Open sourcing blockchain hardware

In addition to first-party manufacturing, Skycoin are pushing hardware design to the open source community. Many of the nodes on the Skywire were built by the community as DIY Skyminers. Many inexperienced, computer illiterate users have successfully built Skyminers and earned Skycoins because there is a financial incentive to do so.

It is quite possible that the most effective method for mass distribution and use of cryptocurrency will be Skycoin bandwidth rewards on Skywire. People with no prior interest in digital currency will become interested if they can earn Skycoins for running a Skyminer in their living room.

A DIY Skyminer built by a Skycoin community member.
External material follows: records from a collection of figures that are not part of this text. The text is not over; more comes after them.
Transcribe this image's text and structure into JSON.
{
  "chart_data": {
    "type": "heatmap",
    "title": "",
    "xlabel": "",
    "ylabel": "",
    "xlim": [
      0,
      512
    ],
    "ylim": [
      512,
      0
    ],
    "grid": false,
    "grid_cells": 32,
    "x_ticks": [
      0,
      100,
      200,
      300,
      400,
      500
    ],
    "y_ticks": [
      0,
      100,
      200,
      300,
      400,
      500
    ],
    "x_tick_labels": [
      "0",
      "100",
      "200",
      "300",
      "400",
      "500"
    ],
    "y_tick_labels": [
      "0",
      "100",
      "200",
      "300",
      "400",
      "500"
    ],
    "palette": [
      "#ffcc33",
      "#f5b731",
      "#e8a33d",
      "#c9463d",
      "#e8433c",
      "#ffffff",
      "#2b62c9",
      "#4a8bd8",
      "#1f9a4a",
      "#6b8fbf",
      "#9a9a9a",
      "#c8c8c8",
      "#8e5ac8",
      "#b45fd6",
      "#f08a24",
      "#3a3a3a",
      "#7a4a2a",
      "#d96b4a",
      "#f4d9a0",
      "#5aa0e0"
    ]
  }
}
Adaptability of crypto hardware

Whether or not you believe that a single coin will come to dominate, the reality is that different usability and privacy features will mean different coins will be demanded as media of exchange. The beauty of the open source movement is the adaptability of hardware to support different coins — and the choice of the free market. The only barrier is the enthusiasm of the developer community:

  • Ledger/Trezor hardware wallet devices already support (too) many different coins and tokens
  • OpendDimes and ColdCards can be programmed to hold Skycoin as readily as Bitcoin
  • Skywallets will support BTC and likely several other major coins
OpenDime, by Coinkite, acts as a bearer-instrument allowing convenient off-chain transactions. Its open-source design allows it to be configured for any digital currency.

Skycoin hardware moving forward

For all those who believe in a stateless store-of-value and medium-of-exchange, the progress that Skycoin is making towards mass adoption through hardware manufacturing is commendable.

With a fixed supply of 100 million coins, time locked for distribution over the next 14 years, Skycoin is as hard money as Bitcoin. Whereas Bitcoin development remains incredibly conservative, Skycoin’s more centralized governance allows them to innovate in software development and manufacture 1st party hardware devices.

We believe that Bitcoin and Skycoin are the only two coins that have the potential to fulfill the role of censorship-resistant global digital money. Skycoin and Bitcoin could be the ultimate barbell (more on that in a future article).